The joint statement presented on the last day of the summit by the U.S. Department of Health and Human Services (HHS) Office of Global Affairs on behalf of Brazil, Belarus, Egypt, Haiti, Hungary, Libya, Poland, Senegal, St. Lucia, and Uganda also reaffirmed that “there is no international right to abortion.”
International law clearly states that “‘[e]veryone has the right to life’ (e.g. Article 3 of the Universal Declaration of Human Rights),” the 11 signatory nations asserted.
The United Nations Population Fund (UNFPA) and Denmark organized the November 12 to 14 Nairobi Summit in partnership with a few pro-abortion U.N. member states — notably Canada, Iceland, Finland, Ireland, Australia, and Italy — and corporations that included Bayer, the Ford Foundation, Plan International, General Electric, and Women Deliver.
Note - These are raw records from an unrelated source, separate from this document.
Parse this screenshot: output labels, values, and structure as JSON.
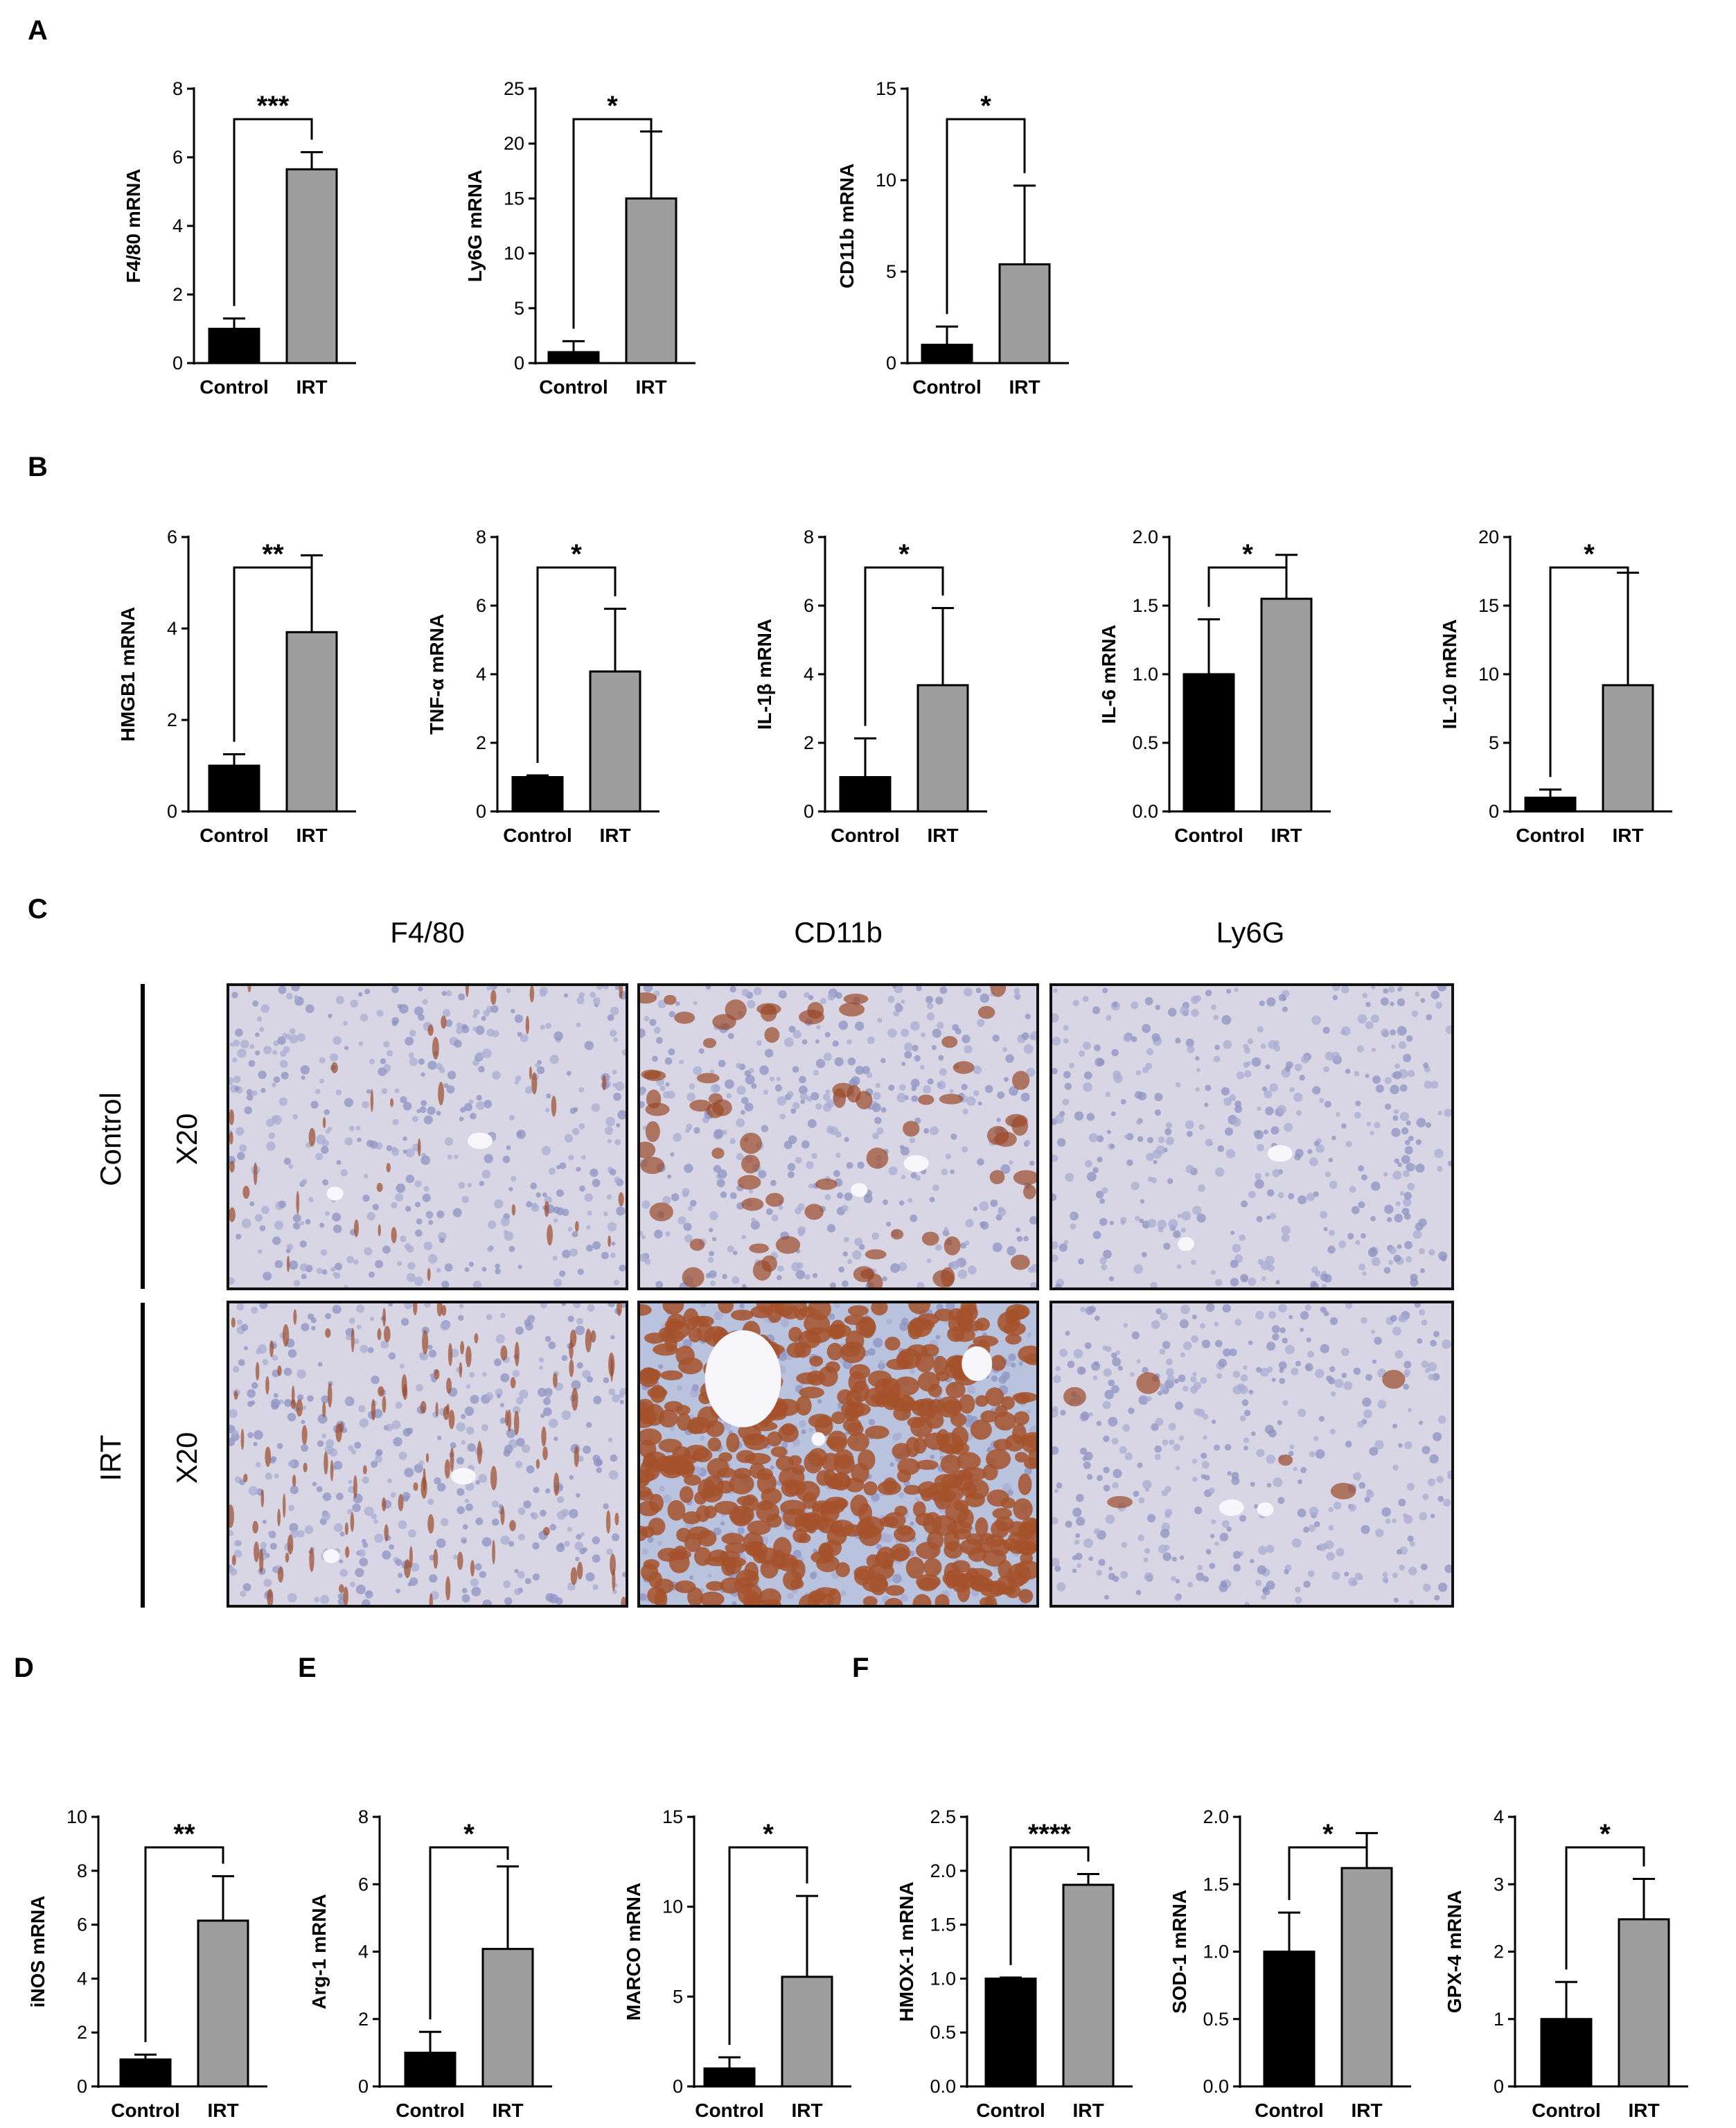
{
  "panel_letters": {
    "A": "A",
    "B": "B",
    "C": "C",
    "D": "D",
    "E": "E",
    "F": "F"
  },
  "colors": {
    "control": "#000000",
    "irt": "#9e9e9e"
  },
  "histology": {
    "columns": [
      "F4/80",
      "CD11b",
      "Ly6G"
    ],
    "rows": [
      {
        "label": "Control",
        "magnification": "X20"
      },
      {
        "label": "IRT",
        "magnification": "X20"
      }
    ],
    "stain_colors": {
      "hematoxylin": "#c9cbe0",
      "dab": "#9b4a2a"
    }
  },
  "chart_data": [
    {
      "id": "f480",
      "type": "bar",
      "categories": [
        "Control",
        "IRT"
      ],
      "values": [
        1.0,
        5.65
      ],
      "errors": [
        0.3,
        0.5
      ],
      "ylabel": "F4/80 mRNA",
      "ylim": [
        0,
        8
      ],
      "yticks": [
        "0",
        "2",
        "4",
        "6",
        "8"
      ],
      "significance": "***"
    },
    {
      "id": "ly6g",
      "type": "bar",
      "categories": [
        "Control",
        "IRT"
      ],
      "values": [
        1.0,
        15.0
      ],
      "errors": [
        1.0,
        6.1
      ],
      "ylabel": "Ly6G mRNA",
      "ylim": [
        0,
        25
      ],
      "yticks": [
        "0",
        "5",
        "10",
        "15",
        "20",
        "25"
      ],
      "significance": "*"
    },
    {
      "id": "cd11b",
      "type": "bar",
      "categories": [
        "Control",
        "IRT"
      ],
      "values": [
        1.0,
        5.4
      ],
      "errors": [
        1.0,
        4.3
      ],
      "ylabel": "CD11b mRNA",
      "ylim": [
        0,
        15
      ],
      "yticks": [
        "0",
        "5",
        "10",
        "15"
      ],
      "significance": "*"
    },
    {
      "id": "hmgb1",
      "type": "bar",
      "categories": [
        "Control",
        "IRT"
      ],
      "values": [
        1.0,
        3.92
      ],
      "errors": [
        0.25,
        1.68
      ],
      "ylabel": "HMGB1 mRNA",
      "ylim": [
        0,
        6
      ],
      "yticks": [
        "0",
        "2",
        "4",
        "6"
      ],
      "significance": "**"
    },
    {
      "id": "tnfa",
      "type": "bar",
      "categories": [
        "Control",
        "IRT"
      ],
      "values": [
        1.0,
        4.08
      ],
      "errors": [
        0.05,
        1.83
      ],
      "ylabel": "TNF-α mRNA",
      "ylim": [
        0,
        8
      ],
      "yticks": [
        "0",
        "2",
        "4",
        "6",
        "8"
      ],
      "significance": "*"
    },
    {
      "id": "il1b",
      "type": "bar",
      "categories": [
        "Control",
        "IRT"
      ],
      "values": [
        1.0,
        3.68
      ],
      "errors": [
        1.13,
        2.25
      ],
      "ylabel": "IL-1β mRNA",
      "ylim": [
        0,
        8
      ],
      "yticks": [
        "0",
        "2",
        "4",
        "6",
        "8"
      ],
      "significance": "*"
    },
    {
      "id": "il6",
      "type": "bar",
      "categories": [
        "Control",
        "IRT"
      ],
      "values": [
        1.0,
        1.55
      ],
      "errors": [
        0.4,
        0.32
      ],
      "ylabel": "IL-6 mRNA",
      "ylim": [
        0,
        2.0
      ],
      "yticks": [
        "0.0",
        "0.5",
        "1.0",
        "1.5",
        "2.0"
      ],
      "significance": "*"
    },
    {
      "id": "il10",
      "type": "bar",
      "categories": [
        "Control",
        "IRT"
      ],
      "values": [
        1.0,
        9.2
      ],
      "errors": [
        0.6,
        8.2
      ],
      "ylabel": "IL-10 mRNA",
      "ylim": [
        0,
        20
      ],
      "yticks": [
        "0",
        "5",
        "10",
        "15",
        "20"
      ],
      "significance": "*"
    },
    {
      "id": "inos",
      "type": "bar",
      "categories": [
        "Control",
        "IRT"
      ],
      "values": [
        1.0,
        6.15
      ],
      "errors": [
        0.18,
        1.65
      ],
      "ylabel": "iNOS mRNA",
      "ylim": [
        0,
        10
      ],
      "yticks": [
        "0",
        "2",
        "4",
        "6",
        "8",
        "10"
      ],
      "significance": "**"
    },
    {
      "id": "arg1",
      "type": "bar",
      "categories": [
        "Control",
        "IRT"
      ],
      "values": [
        1.0,
        4.08
      ],
      "errors": [
        0.62,
        2.45
      ],
      "ylabel": "Arg-1 mRNA",
      "ylim": [
        0,
        8
      ],
      "yticks": [
        "0",
        "2",
        "4",
        "6",
        "8"
      ],
      "significance": "*"
    },
    {
      "id": "marco",
      "type": "bar",
      "categories": [
        "Control",
        "IRT"
      ],
      "values": [
        1.0,
        6.1
      ],
      "errors": [
        0.62,
        4.5
      ],
      "ylabel": "MARCO mRNA",
      "ylim": [
        0,
        15
      ],
      "yticks": [
        "0",
        "5",
        "10",
        "15"
      ],
      "significance": "*"
    },
    {
      "id": "hmox1",
      "type": "bar",
      "categories": [
        "Control",
        "IRT"
      ],
      "values": [
        1.0,
        1.87
      ],
      "errors": [
        0.01,
        0.1
      ],
      "ylabel": "HMOX-1 mRNA",
      "ylim": [
        0,
        2.5
      ],
      "yticks": [
        "0.0",
        "0.5",
        "1.0",
        "1.5",
        "2.0",
        "2.5"
      ],
      "significance": "****"
    },
    {
      "id": "sod1",
      "type": "bar",
      "categories": [
        "Control",
        "IRT"
      ],
      "values": [
        1.0,
        1.62
      ],
      "errors": [
        0.29,
        0.26
      ],
      "ylabel": "SOD-1 mRNA",
      "ylim": [
        0,
        2.0
      ],
      "yticks": [
        "0.0",
        "0.5",
        "1.0",
        "1.5",
        "2.0"
      ],
      "significance": "*"
    },
    {
      "id": "gpx4",
      "type": "bar",
      "categories": [
        "Control",
        "IRT"
      ],
      "values": [
        1.0,
        2.48
      ],
      "errors": [
        0.55,
        0.6
      ],
      "ylabel": "GPX-4 mRNA",
      "ylim": [
        0,
        4
      ],
      "yticks": [
        "0",
        "1",
        "2",
        "3",
        "4"
      ],
      "significance": "*"
    }
  ]
}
The summit was ostensibly to mark the 25th anniversary of the 1994 Cairo International Conference on Population and Development (ICPD), and participants created the “Nairobi Statement” outlining their goals to promote abortion, LGBT “rights,” and radical sex ed globally, under the umbrella term of Sexual and Reproductive Health and Rights (SRHR).
But from its start, the Nairobi Summit faced accusations of illegitimacy, noted Stefano Gennarini of the Center for Family and Human Rights (C-Fam), which lobbies at the U.N.
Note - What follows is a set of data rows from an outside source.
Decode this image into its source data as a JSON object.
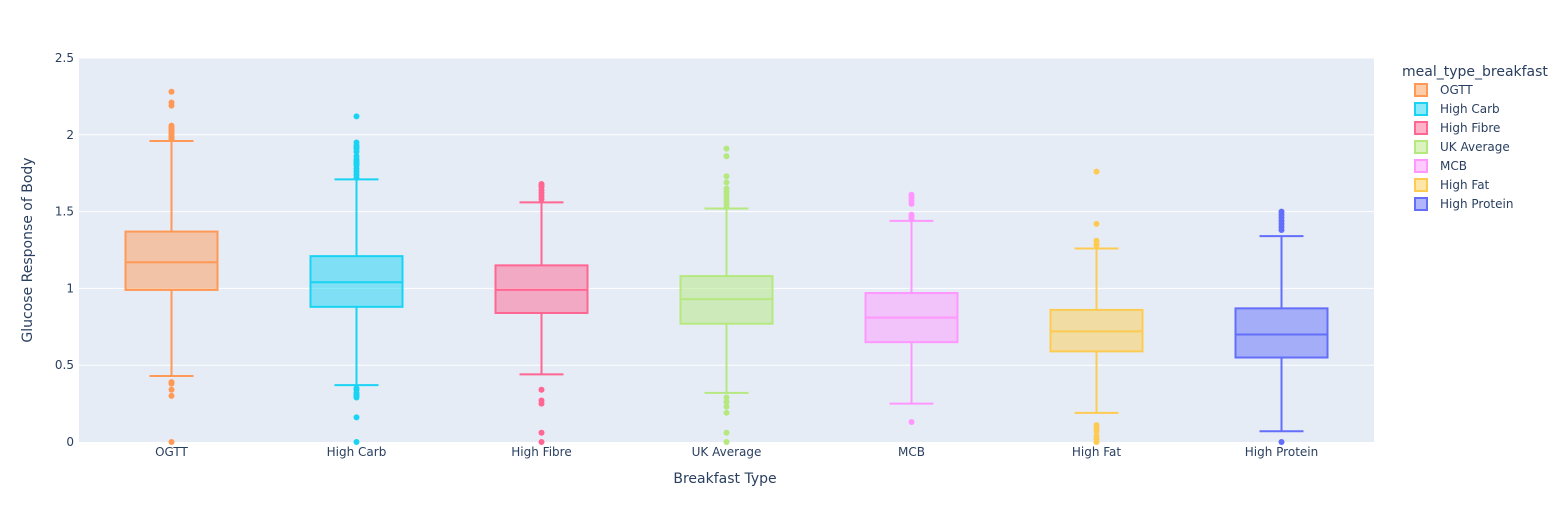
{
  "chart_data": {
    "type": "box",
    "xlabel": "Breakfast Type",
    "ylabel": "Glucose Response of Body",
    "ylim": [
      0,
      2.5
    ],
    "yticks": [
      0,
      0.5,
      1,
      1.5,
      2,
      2.5
    ],
    "ytick_labels": [
      "0",
      "0.5",
      "1",
      "1.5",
      "2",
      "2.5"
    ],
    "grid": true,
    "legend_title": "meal_type_breakfast",
    "legend_position": "right",
    "series": [
      {
        "name": "OGTT",
        "category": "OGTT",
        "color": "#FF9955",
        "q1": 0.99,
        "median": 1.17,
        "q3": 1.37,
        "lower_fence": 0.43,
        "upper_fence": 1.96,
        "outliers": [
          0.0,
          0.3,
          0.34,
          0.38,
          0.39,
          1.97,
          1.98,
          1.99,
          2.0,
          2.01,
          2.02,
          2.03,
          2.04,
          2.05,
          2.06,
          2.19,
          2.21,
          2.28
        ]
      },
      {
        "name": "High Carb",
        "category": "High Carb",
        "color": "#19D3F3",
        "q1": 0.88,
        "median": 1.04,
        "q3": 1.21,
        "lower_fence": 0.37,
        "upper_fence": 1.71,
        "outliers": [
          0.0,
          0.16,
          0.29,
          0.3,
          0.31,
          0.32,
          0.34,
          0.35,
          1.72,
          1.74,
          1.76,
          1.78,
          1.8,
          1.81,
          1.82,
          1.83,
          1.84,
          1.86,
          1.89,
          1.91,
          1.92,
          1.93,
          1.95,
          2.12
        ]
      },
      {
        "name": "High Fibre",
        "category": "High Fibre",
        "color": "#FF6692",
        "q1": 0.84,
        "median": 0.99,
        "q3": 1.15,
        "lower_fence": 0.44,
        "upper_fence": 1.56,
        "outliers": [
          0.0,
          0.06,
          0.25,
          0.27,
          0.34,
          1.58,
          1.6,
          1.62,
          1.64,
          1.66,
          1.67,
          1.68
        ]
      },
      {
        "name": "UK Average",
        "category": "UK Average",
        "color": "#B6E880",
        "q1": 0.77,
        "median": 0.93,
        "q3": 1.08,
        "lower_fence": 0.32,
        "upper_fence": 1.52,
        "outliers": [
          0.0,
          0.06,
          0.19,
          0.23,
          0.26,
          0.29,
          1.53,
          1.55,
          1.57,
          1.59,
          1.61,
          1.63,
          1.65,
          1.69,
          1.73,
          1.86,
          1.91
        ]
      },
      {
        "name": "MCB",
        "category": "MCB",
        "color": "#FF97FF",
        "q1": 0.65,
        "median": 0.81,
        "q3": 0.97,
        "lower_fence": 0.25,
        "upper_fence": 1.44,
        "outliers": [
          0.13,
          1.45,
          1.47,
          1.48,
          1.55,
          1.57,
          1.59,
          1.61
        ]
      },
      {
        "name": "High Fat",
        "category": "High Fat",
        "color": "#FECB52",
        "q1": 0.59,
        "median": 0.72,
        "q3": 0.86,
        "lower_fence": 0.19,
        "upper_fence": 1.26,
        "outliers": [
          0.0,
          0.02,
          0.04,
          0.07,
          0.09,
          0.11,
          1.28,
          1.29,
          1.31,
          1.42,
          1.76
        ]
      },
      {
        "name": "High Protein",
        "category": "High Protein",
        "color": "#636EFA",
        "q1": 0.55,
        "median": 0.7,
        "q3": 0.87,
        "lower_fence": 0.07,
        "upper_fence": 1.34,
        "outliers": [
          0.0,
          1.38,
          1.4,
          1.42,
          1.44,
          1.46,
          1.48,
          1.5
        ]
      }
    ]
  }
}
“The conference was organized secretly. Governments were selectively consulted about the outcome. Those with pro-life concerns were kept in the dark about how to participate. And pro-life organizations, including organizations that are accredited with the United Nations, were denied access to the conference,” he noted.
The signatory nations to the U.S. HHS statement brought these criticisms right to the conference floor.
“We would have appreciated more transparency and inclusiveness in the preparation of the Conference, including regarding criteria for civil society participation,” the HHS statement asserted.
“[O]nly a small handful of governments were consulted on the planning and modalities” of the Nairobi Summit, it noted.
“Any outcomes from this summit are not intergovernmentally negotiated, nor will they have been the result of a consensus process. As a result, they should not be considered normative, nor should they appear in future documents as intergovernmentally-agreed language,” contended the HHS statement.
Moreover, the Nairobi Summit “is centered on only certain aspects of the ICPD Program of Action and does not fully reflect all views and positions of the Member States,” and the “content of some of the key priorities” concerned the 11 signatories, the HHS joint statement said.
“We do not support references in international documents to ambiguous terms and expressions, such as sexual and reproductive health and rights (SRHR), which do not enjoy international consensus, nor contemplates the reservations and caveats incorporated into the Cairo outcome,” it stated, adding that “the use of the term SRHR may be used to actively promote practices like abortion.”
By contrast, the Cairo ICPD Program of Action “was approved by consensus as contained in the report of the Conference and endorsed by the United Nations (UN) General Assembly,” the statement noted.
Cairo’s ICDP “did not create any new international human rights” and recognized the “sovereign right of each country” to implement the program of action in a manner “consistent with national laws and development priorities.”